Coraggio è quello di cui ha bisogno in questo momento l’Europa, perché il coraggio chiama altro coraggio, da cui nascono poi idee “intrepide”, rivoluzionarie. La ricerca Future of Europe di Frost & Sullivan (2015) ha evidenziato come l’Europa possa diventare un mercato fertile e dinamico dal punto di vista digitale. Secondo questa ricerca nei prossimi dieci anni il mercato del vecchio continente subirà una re-industrializzazione verso fabbriche intelligenti, una crescita della presenza di smart city (fino ad arrivare al secondo posto per città smart) e lo sviluppo di una nuova “economia della condivisione”, per un indotto di 18 miliardi di Dollari. Lo scenario sembra fantascientifico di fronte ai dati odierni che rilevano il 75% di industrie tradizionali con soltanto l’1,7% di integrazione tra sistemi digitali e catena di valore. La nuova strategy da invece il via, inizialmente attraverso la spinta al commercio e all’utilizzo di metodi di pagamento innovativi, ad un’ipotetica industria 4.0, smart, accessibile e senza barriere territoriali.

L’Italia attualmente è fanalino di coda per quanto riguarda la digitalizzazione, in 25esima posizione per digitalizzazione in Europa (Digital Economy and Society Index 2016). Il gap con i paesi concorrenti è enorme, specie se si pensa che l’Italia occupa addirittura l’ultimo posto per utilizzo di internet e il penultimo per connettività secondo il DESI 2016. Ciononostante, il nostro paese ha solo da guadagnare dalle qui descritte politiche europee.
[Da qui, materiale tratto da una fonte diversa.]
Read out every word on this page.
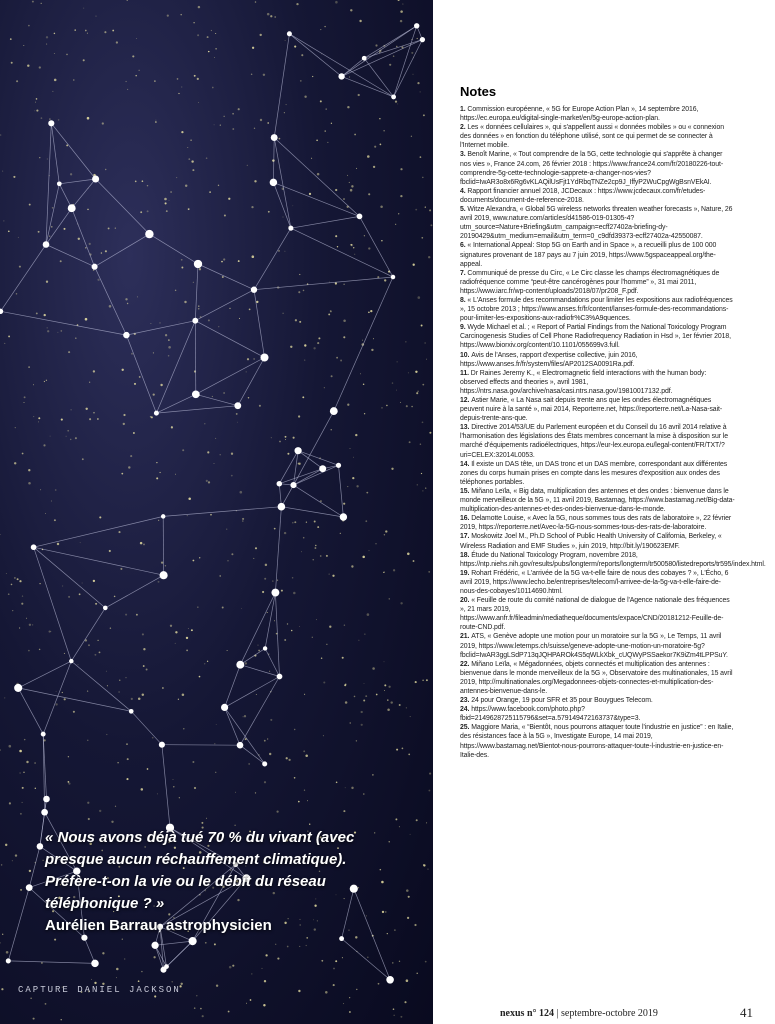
« Nous avons déjà tué 70 % du vivant (avec presque aucun réchauffement climatique). Préfère-t-on la vie ou le débit du réseau téléphonique ? »

Aurélien Barrau, astrophysicien

CAPTURE DANIEL JACKSON
Notes
1. Commission européenne, « 5G for Europe Action Plan », 14 septembre 2016, https://ec.europa.eu/digital-single-market/en/5g-europe-action-plan.
2. Les « données cellulaires », qui s'appellent aussi « données mobiles » ou « connexion des données » en fonction du téléphone utilisé, sont ce qui permet de se connecter à l'Internet mobile.
3. Benoît Marine, « Tout comprendre de la 5G, cette technologie qui s'apprête à changer nos vies », France 24.com, 26 février 2018 : https://www.france24.com/fr/20180226-tout-comprendre-5g-cette-technologie-sapprete-a-changer-nos-vies?fbclid=IwAR3o8x6Rg6vKLAQilUsFjt1YdRbqTNZe2cp9J_IffyP2WuCpgWgBsnVEkAI.
4. Rapport financier annuel 2018, JCDecaux : https://www.jcdecaux.com/fr/etudes-documents/document-de-reference-2018.
5. Witze Alexandra, « Global 5G wireless networks threaten weather forecasts », Nature, 26 avril 2019, www.nature.com/articles/d41586-019-01305-4?utm_source=Nature+Briefing&utm_campaign=ecff27402a-briefing-dy-20190429&utm_medium=email&utm_term=0_c9dfd39373-ecff27402a-42550087.
6. « International Appeal: Stop 5G on Earth and in Space », a recueilli plus de 100 000 signatures provenant de 187 pays au 7 juin 2019, https://www.5gspaceappeal.org/the-appeal.
7. Communiqué de presse du Circ, « Le Circ classe les champs électromagnétiques de radiofréquence comme “peut-être cancérogènes pour l'homme” », 31 mai 2011, https://www.iarc.fr/wp-content/uploads/2018/07/pr208_F.pdf.
8. « L'Anses formule des recommandations pour limiter les expositions aux radiofréquences », 15 octobre 2013 ; https://www.anses.fr/fr/content/lanses-formule-des-recommandations-pour-limiter-les-expositions-aux-radiofr%C3%A9quences.
9. Wyde Michael et al. ; « Report of Partial Findings from the National Toxicology Program Carcinogenesis Studies of Cell Phone Radiofrequency Radiation in Hsd », 1er février 2018, https://www.biorxiv.org/content/10.1101/055699v3.full.
10. Avis de l'Anses, rapport d'expertise collective, juin 2016, https://www.anses.fr/fr/system/files/AP2012SA0091Ra.pdf.
11. Dr Raines Jeremy K., « Electromagnetic field interactions with the human body: observed effects and theories », avril 1981, https://ntrs.nasa.gov/archive/nasa/casi.ntrs.nasa.gov/19810017132.pdf.
12. Astier Marie, « La Nasa sait depuis trente ans que les ondes électromagnétiques peuvent nuire à la santé », mai 2014, Reporterre.net, https://reporterre.net/La-Nasa-sait-depuis-trente-ans-que.
13. Directive 2014/53/UE du Parlement européen et du Conseil du 16 avril 2014 relative à l'harmonisation des législations des États membres concernant la mise à disposition sur le marché d'équipements radioélectriques, https://eur-lex.europa.eu/legal-content/FR/TXT/?uri=CELEX:32014L0053.
14. Il existe un DAS tête, un DAS tronc et un DAS membre, correspondant aux différentes zones du corps humain prises en compte dans les mesures d'exposition aux ondes des téléphones portables.
15. Miñano Leïla, « Big data, multiplication des antennes et des ondes : bienvenue dans le monde merveilleux de la 5G », 11 avril 2019, Bastamag, https://www.bastamag.net/Big-data-multiplication-des-antennes-et-des-ondes-bienvenue-dans-le-monde.
16. Delamotte Louise, « Avec la 5G, nous sommes tous des rats de laboratoire », 22 février 2019, https://reporterre.net/Avec-la-5G-nous-sommes-tous-des-rats-de-laboratoire.
17. Moskowitz Joel M., Ph.D School of Public Health University of California, Berkeley, « Wireless Radiation and EMF Studies », juin 2019, http://bit.ly/190623EMF.
18. Étude du National Toxicology Program, novembre 2018, https://ntp.niehs.nih.gov/results/pubs/longterm/reports/longterm/tr500580/listedreports/tr595/index.html.
19. Rohart Frédéric, « L'arrivée de la 5G va-t-elle faire de nous des cobayes ? », L'Écho, 6 avril 2019, https://www.lecho.be/entreprises/telecom/l-arrivee-de-la-5g-va-t-elle-faire-de-nous-des-cobayes/10114690.html.
20. « Feuille de route du comité national de dialogue de l'Agence nationale des fréquences », 21 mars 2019, https://www.anfr.fr/fileadmin/mediatheque/documents/expace/CND/20181212-Feuille-de-route-CND.pdf.
21. ATS, « Genève adopte une motion pour un moratoire sur la 5G », Le Temps, 11 avril 2019, https://www.letemps.ch/suisse/geneve-adopte-une-motion-un-moratoire-5g?fbclid=IwAR3ggLSdP713qJQHPAROk4S5qWLkXbk_cUQWyPSSaekor7K9iZm4tLPPSuY.
22. Miñano Leïla, « Mégadonnées, objets connectés et multiplication des antennes : bienvenue dans le monde merveilleux de la 5G », Observatoire des multinationales, 15 avril 2019, http://multinationales.org/Megadonnees-objets-connectes-et-multiplication-des-antennes-bienvenue-dans-le.
23. 24 pour Orange, 19 pour SFR et 35 pour Bouygues Telecom.
24. https://www.facebook.com/photo.php?fbid=2149628725115796&set=a.579149472163737&type=3.
25. Maggiore Maria, « “Bientôt, nous pourrons attaquer toute l'industrie en justice” : en Italie, des résistances face à la 5G », Investigate Europe, 14 mai 2019, https://www.bastamag.net/Bientot-nous-pourrons-attaquer-toute-l-industrie-en-justice-en-Italie-des.
nexus n° 124 | septembre-octobre 2019	41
Per due motivi: in primo luogo, come detto, l’Italia, trovandosi agli ultimi posti per digitalizzazione, potrà inizialmente andare a rimorchio degli stati più avanzati, migliorando così sicuramente la propria (drammatica) situazione di partenza; inoltre, il piano europeo è rivolto soprattutto allo sviluppo, sul web extra nazionale, delle PMI e, l’Italia, essendo un paese caratterizzato dalla forte presenza di piccole imprese (pensiamo al settore manifatturiero), potrà quindi trarre significativi vantaggi dallo sviluppo del mercato digitale europeo.

Ora, con l’uscita del piano, vero e proprio manifesto della digitalizzazione europea, il nostro governo dovrà applicarsi per seguirne la roadmap e preparare il paese allo (già ormai decollato) sconvolgimento digitale, creando crescita economica e culturale.

Concludiamo dicendo che, solo portando i cittadini a pensare in modo digital friendly, si potranno creare le condizioni favorevoli alla crescita economica e alla proliferazione di idee innovative… Think digital to survive the revolution!